Donald Judd x Kazimir Malevich: Uma conexão profunda

Quando Donald Judd começou a planejar uma exposição com a Galeria Gmurzynska de Colônia em 1992, teve como objetivo celebrar um artista em seu auge. Mas quando Judd morreu inesperadamente em 1994, poucos meses antes da abertura da exposição, serviu como memorial do influente minimalista.

Agora, mais de duas décadas depois, a mostra foi reimaginada pelo filho de Judd, Flavin Judd, em colaboração com a Fundação Judd, para o espaço de Zurique da Galerie Gmurzynska. Desta vez, oferecendo um olhar mais abrangente sobre o trabalho do artista.

Mas ambas as versões – que agora funcionam com as obras de Judd idoso e com obras do pintor Kazimir Malevich – fornecem uma janela para a longa conexão do artista americano com a vanguarda russa.

Como estudante de arte na Universidade de Columbia no início da década de 1950, Judd nunca tinha ouvido falar de Malevich.
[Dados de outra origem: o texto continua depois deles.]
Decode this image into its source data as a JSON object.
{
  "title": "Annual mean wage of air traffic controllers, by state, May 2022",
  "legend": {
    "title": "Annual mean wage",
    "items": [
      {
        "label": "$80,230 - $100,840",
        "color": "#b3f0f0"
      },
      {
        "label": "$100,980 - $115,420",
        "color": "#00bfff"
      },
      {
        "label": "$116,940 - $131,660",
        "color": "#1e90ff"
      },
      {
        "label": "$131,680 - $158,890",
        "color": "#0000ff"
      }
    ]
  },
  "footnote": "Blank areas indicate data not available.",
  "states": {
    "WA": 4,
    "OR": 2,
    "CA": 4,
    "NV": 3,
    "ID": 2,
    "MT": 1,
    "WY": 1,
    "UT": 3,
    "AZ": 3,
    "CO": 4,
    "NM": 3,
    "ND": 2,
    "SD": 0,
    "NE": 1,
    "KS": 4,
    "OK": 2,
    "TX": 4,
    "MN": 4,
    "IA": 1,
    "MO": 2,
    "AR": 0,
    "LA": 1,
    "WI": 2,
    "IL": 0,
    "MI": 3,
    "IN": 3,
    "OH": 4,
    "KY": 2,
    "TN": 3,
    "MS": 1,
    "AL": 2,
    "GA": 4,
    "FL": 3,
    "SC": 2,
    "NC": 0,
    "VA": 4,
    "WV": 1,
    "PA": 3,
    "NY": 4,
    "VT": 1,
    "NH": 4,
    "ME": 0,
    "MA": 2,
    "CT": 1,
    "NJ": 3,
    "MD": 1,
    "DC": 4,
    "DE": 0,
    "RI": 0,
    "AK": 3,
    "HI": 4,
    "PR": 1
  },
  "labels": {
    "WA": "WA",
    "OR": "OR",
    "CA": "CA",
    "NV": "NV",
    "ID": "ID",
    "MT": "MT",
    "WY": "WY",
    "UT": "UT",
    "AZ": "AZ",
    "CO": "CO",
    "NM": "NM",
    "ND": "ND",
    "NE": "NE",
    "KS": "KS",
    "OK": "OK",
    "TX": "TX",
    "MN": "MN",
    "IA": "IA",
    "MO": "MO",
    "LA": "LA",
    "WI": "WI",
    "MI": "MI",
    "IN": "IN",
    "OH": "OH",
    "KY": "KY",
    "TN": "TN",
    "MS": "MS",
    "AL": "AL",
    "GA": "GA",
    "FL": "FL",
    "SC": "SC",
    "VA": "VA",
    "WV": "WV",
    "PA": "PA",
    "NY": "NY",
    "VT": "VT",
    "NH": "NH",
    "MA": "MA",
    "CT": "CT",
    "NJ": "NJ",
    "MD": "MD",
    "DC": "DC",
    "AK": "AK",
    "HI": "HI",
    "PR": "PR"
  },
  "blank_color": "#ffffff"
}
Mesmo no Museu de Arte Moderna de Nova York , ele lembrou, havia apenas cinco pinturas Malevich em exibição naquele momento. “Eu essencialmente perdi a obra russa”, ele escreveu em 1981, nos seus primeiros anos no mundo da arte.

Após a escola, ele se encontrou cara a cara com várias obras de Piet Mondrian em coleções de museus em todo os EUA. Seu interesse foi iniciado; Logo ele veio admirar essas composições abstratas, embora admitiu que, no início, não as entendia. Como Judd explicou, “a geometria e a não objetividade eram muito estranhas para mim, já que eu tinha pintado modelos na escola de arte e paisagens depois”.
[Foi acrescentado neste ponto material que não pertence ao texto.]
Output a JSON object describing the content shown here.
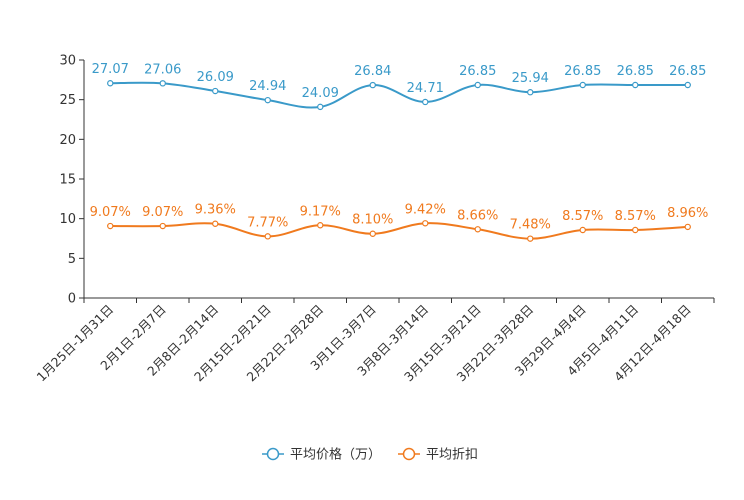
{
  "chart_data": {
    "type": "line",
    "title": "",
    "xlabel": "",
    "ylabel": "",
    "ylim": [
      0,
      30
    ],
    "yticks": [
      0,
      5,
      10,
      15,
      20,
      25,
      30
    ],
    "categories": [
      "1月25日-1月31日",
      "2月1日-2月7日",
      "2月8日-2月14日",
      "2月15日-2月21日",
      "2月22日-2月28日",
      "3月1日-3月7日",
      "3月8日-3月14日",
      "3月15日-3月21日",
      "3月22日-3月28日",
      "3月29日-4月4日",
      "4月5日-4月11日",
      "4月12日-4月18日"
    ],
    "series": [
      {
        "name": "平均价格（万）",
        "color": "#3a9ac9",
        "values": [
          27.07,
          27.06,
          26.09,
          24.94,
          24.09,
          26.84,
          24.71,
          26.85,
          25.94,
          26.85,
          26.85,
          26.85
        ],
        "labels": [
          "27.07",
          "27.06",
          "26.09",
          "24.94",
          "24.09",
          "26.84",
          "24.71",
          "26.85",
          "25.94",
          "26.85",
          "26.85",
          "26.85"
        ]
      },
      {
        "name": "平均折扣",
        "color": "#f07a1e",
        "values": [
          9.07,
          9.07,
          9.36,
          7.77,
          9.17,
          8.1,
          9.42,
          8.66,
          7.48,
          8.57,
          8.57,
          8.96
        ],
        "labels": [
          "9.07%",
          "9.07%",
          "9.36%",
          "7.77%",
          "9.17%",
          "8.10%",
          "9.42%",
          "8.66%",
          "7.48%",
          "8.57%",
          "8.57%",
          "8.96%"
        ]
      }
    ],
    "legend_position": "bottom-center",
    "grid": false
  }
}
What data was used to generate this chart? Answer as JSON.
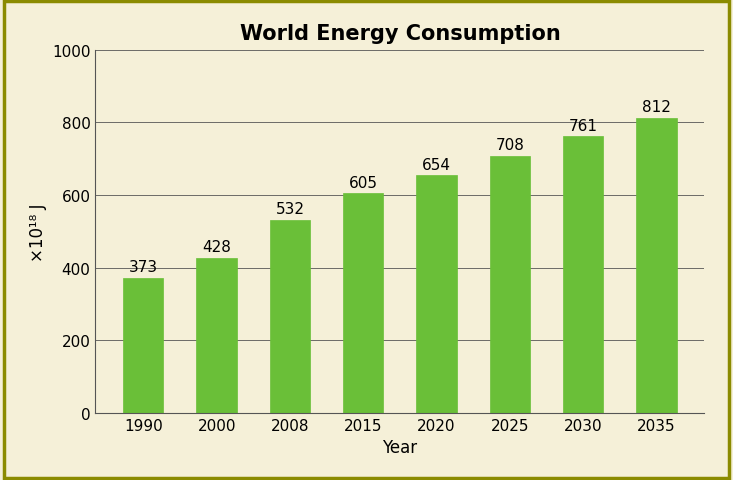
{
  "title": "World Energy Consumption",
  "xlabel": "Year",
  "ylabel": "×10¹⁸ J",
  "categories": [
    "1990",
    "2000",
    "2008",
    "2015",
    "2020",
    "2025",
    "2030",
    "2035"
  ],
  "values": [
    373,
    428,
    532,
    605,
    654,
    708,
    761,
    812
  ],
  "bar_color": "#6abf38",
  "bar_edgecolor": "#4a8f1a",
  "ylim": [
    0,
    1000
  ],
  "yticks": [
    0,
    200,
    400,
    600,
    800,
    1000
  ],
  "background_color": "#f5f0d8",
  "plot_background_color": "#f5f0d8",
  "title_fontsize": 15,
  "axis_label_fontsize": 12,
  "tick_fontsize": 11,
  "annotation_fontsize": 11,
  "grid_color": "#555555",
  "border_color": "#8b8b00",
  "bar_width": 0.55
}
“Foi uma descoberta lenta”, diz Flavin sobre o crescente interesse de seu pai na arte russa do início do século 20. “E então eu acho que isso é diferente de, digamos, a arte americana típica de que Don conseguiu ver muitas vezes”.

Seu pai exploraria a vanguarda russa através de críticas, publicando artigos sobre Malevich e Wassily Kandinsky, entre outros. (Judd era um escritor e escritor prolífico, antes de sua carreira artística florescer, sua vida dependia de revisões para a revista Arts). Na década de 1960, ele também começou a colecionar arte russa e, no processo, foi apresentado ao revendedor Krystyna Gmurzynska e sua galeria.

E, é claro, o escultor passou algum tempo na Rússia. Flavin lembra-se de viajar para Moscou, São Petersburgo e Suzdal com seu pai em 1987 – uma viagem que eles fizeram em janeiro porque “Don disse que se você fosse para a Rússia, você deveria ir no inverno, para obter a experiência real”.

Seu pai também foi um dos primeiros artistas ocidentais a exibir na Rússia, quando sua escultura foi vista em 1990 na Fundação Cultural Soviética de Moscou. Foi, de fato, essa exposição que foi o ímpeto para o espetáculo da obra de Judd de Galerie Gmurzynska em 1994.

Em 1992, o artista sugeriu a Gmurzynska que eles distribuíram porções de sua instalação em Moscou na galeria de Colônia. O negociante concordou. Mas quando ela sugeriu que emparelharam suas obras com pedaços de Malevich, Judd mostrou uma hesitação incomum. “Eu acho que é bom, mas o que Malevich diria?”, Perguntou ele.

Embora esses dois artistas se concentrem em formas geométricas, particularmente um quadrado-bidimensional na obra de Malevich, Judd-Flavin vê uma conexão mais profunda.

“Eu acho que [o quadrado] é apenas um ponto de partida. É quase arbitrário, penso eu, para ambos. É uma maneira de descobrir sua maneira mais ampla de pensar sobre as coisas “, diz Flavin. “Eles vão do mundo complicado que eles não gostaram, passaram pela praça – ou no caso de Don, algo como um cubo – e usam isso como um ponto de partida para o que eles gostariam de ver no mundo”.

Não que os dois concordassem necessariamente sobre como o mundo deveria olhar. Malevich, pela admissão de Judd, era muito mais otimista. “Ele inexplicavelmente acreditava que aqueles em poder seriam progressistas e benevolentes”, escreveu o artista.

O show de 1994 mostrou o trabalho de Judd lado a lado com dois desenhos de Malevich. A nova versão de 2017 leva uma visão expandida do trabalho de Malevich com 20 desenhos e duas pinturas do artista suprematista. Ele também possui uma peça de piso de cádmio-vermelho de Judd que foi incluída na exposição original.

E, pela primeira vez, o show inclui amostras de mobiliário de Judd. “É uma pequena dica para a diversidade do trabalho de Don, já que não podemos trazer a Marfa para a galeria Gmurzynska”, diz Flavin.